Wobei Film1,Film2.. wieder lange Jsonobjekte sind.

Jetzt meine Fragen.
Wenn ich das in eine txt abspeicher, dann wird nur eine Zeile in die txt Datei geschrieben.
Wie lang darf denn eine Zeile in einer txt sein? Ist dieses Vorgehen zum Speichern der Daten  sinnvoll?
Alternativ hatte ich gedacht, für jeden Film ein jsonobjekt in eine eigene txt datei zu speichern, nur dann bekomme ich sehr viele Textdateien in einem Ordner. Wie speichert man die Daten am besten ab?

Danke, ich hoffe das meine Frage nicht zu kompliziert und nachvollziehbar ist.

Schöne Grüße
meisterfisch


----------



## Dukel (24. Mai 2017)

10.000 Elemente? Wie wäre es mit einer Datenbank?


----------



## mrBrown (24. Mai 2017)

meisterfisch hat gesagt.:


> Wie lang darf denn eine Zeile in einer txt sein?


Das was dein OS als maximale Dateigröße her gibt 



meisterfisch hat gesagt.:


> Ist dieses Vorgehen zum Speichern der Daten sinnvoll?
> Alternativ hatte ich gedacht, für jeden Film ein jsonobjekt in eine eigene txt datei zu speichern, nur dann bekomme ich sehr viele Textdateien in einem Ordner.
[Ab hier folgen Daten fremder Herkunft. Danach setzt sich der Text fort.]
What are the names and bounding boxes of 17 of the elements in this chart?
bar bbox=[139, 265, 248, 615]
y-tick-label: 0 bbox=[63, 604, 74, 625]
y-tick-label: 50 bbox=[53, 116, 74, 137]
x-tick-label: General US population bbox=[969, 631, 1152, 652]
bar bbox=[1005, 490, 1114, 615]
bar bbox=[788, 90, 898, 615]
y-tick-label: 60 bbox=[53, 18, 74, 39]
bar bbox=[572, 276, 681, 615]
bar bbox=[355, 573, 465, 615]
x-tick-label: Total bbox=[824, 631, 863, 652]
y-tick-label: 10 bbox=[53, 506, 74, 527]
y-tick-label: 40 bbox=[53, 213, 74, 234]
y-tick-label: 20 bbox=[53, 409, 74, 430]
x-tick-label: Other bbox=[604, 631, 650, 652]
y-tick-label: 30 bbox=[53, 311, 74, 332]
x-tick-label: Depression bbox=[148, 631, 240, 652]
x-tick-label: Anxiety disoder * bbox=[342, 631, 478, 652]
Wie speichert man die Daten am besten ab?


Kommt drauf an, was du damit machen willst. Eine Datei pro Dokument dürfte aber Unsinn sein...



Dukel hat gesagt.:


> 10.000 Elemente? Wie wäre es mit einer Datenbank?


Naja, das sind ja auch nur Dateien, die auf der Platte liegen


----------



## meisterfisch (24. Mai 2017)

@mrBrown Danke für die schnelle Antwort...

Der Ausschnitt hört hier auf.